〜新たなる旅へ〜

 

 コカトリスから抜き取った大量の血は、酒樽に入れられてエゾキアにあるガスパの研究室へと運ばれた。
 コカトリスを退治したと聞いたときのガスパは驚いたような、あるいは興奮しきった様子をみせていたが、知的好奇心よりも血清作りを優先させてくれたのはホロウにとっては喜ばしいことだった。
 結果から言って、血清は上手くいった。
 最初に毒を受けた若者は、進行が酷かったため多少の後遺症が残るかもわからないと医者は言っていたが、それでもすでに歩けるまでには回復していた。
 もちろん、村の人たちにも血清は行き渡り、そちらは全ての人の症状が全快したという。
 そしてコカトリスの死体だが……これはその後、エゾキアの衛兵が回収して行った。なんでも国の専門機関に研究資料として提出されるのだと言う。その際、彼らはかなりの枚数の金貨を村に置いて行ったらしい。カジキへの報酬もそこから払われることになったのだが、こちらはまだ回収に行けてはいなかった。というのも、ホロウたちは未だにエゾキアの町に滞在していたからだ。

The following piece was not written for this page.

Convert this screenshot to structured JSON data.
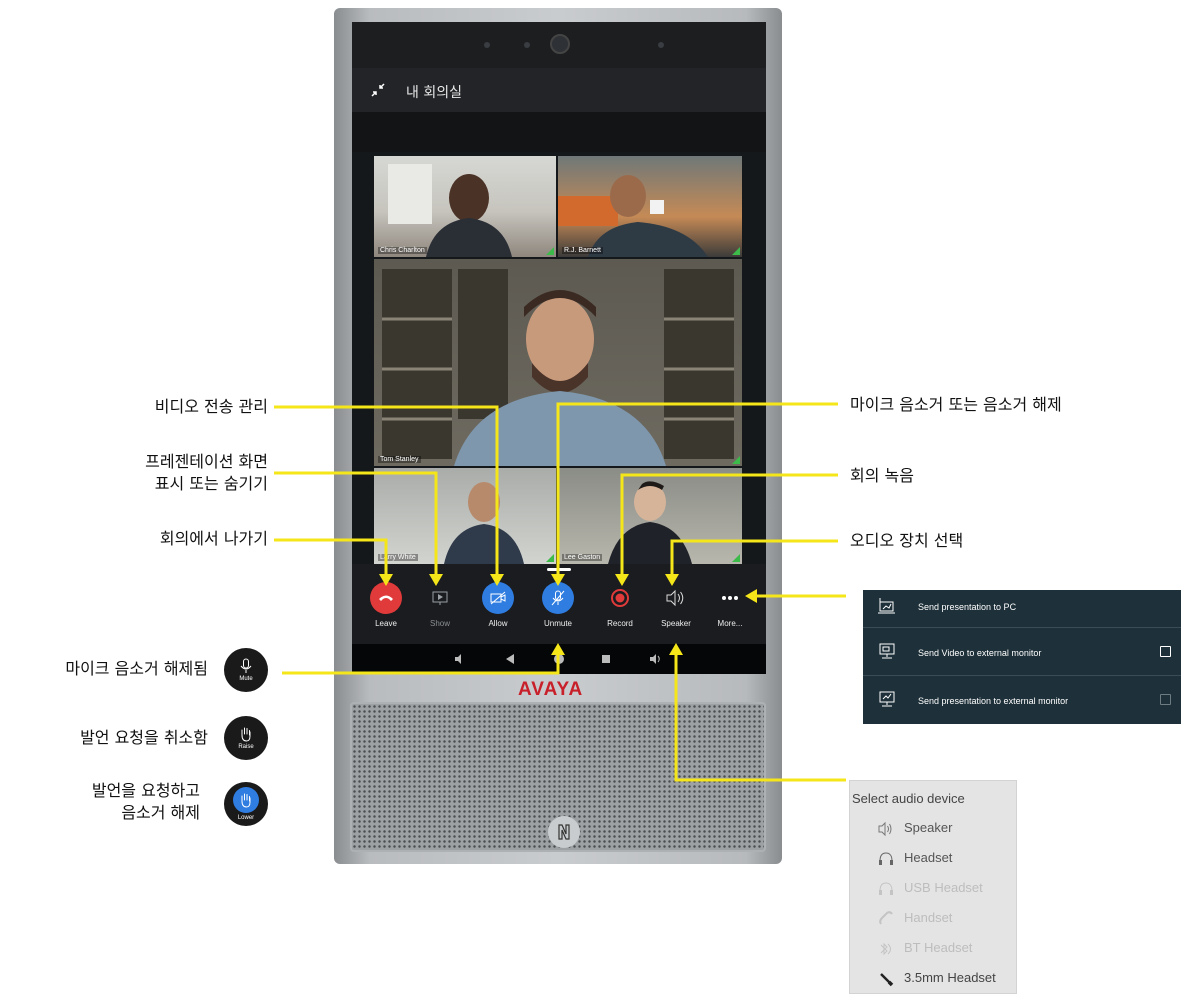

 それは大怪我を負ったカジキの回復待ち……ではなく、筋肉痛で動けなくなったホロウの体が治るのをカジキが待っていたためである。ちなみに、カジキの怪我はその日の内に治ってしまっていた。
 体の不調が回復するまでの間、ホロウはガスパの研究室にハンモックを吊るしてそこで横になっていた。
 寝心地は最悪。
 船旅の再来である。
 まず、単純に寝づらい。一応敷き布団はあったが、所々ハンモックの縄が食い込んでくるのだ。
 次にうるさい。ガスパは一日中ルアーブレードで遊んでいるし、カジキは研究室の巨大人形相手に格闘術の練習をしていたからだ。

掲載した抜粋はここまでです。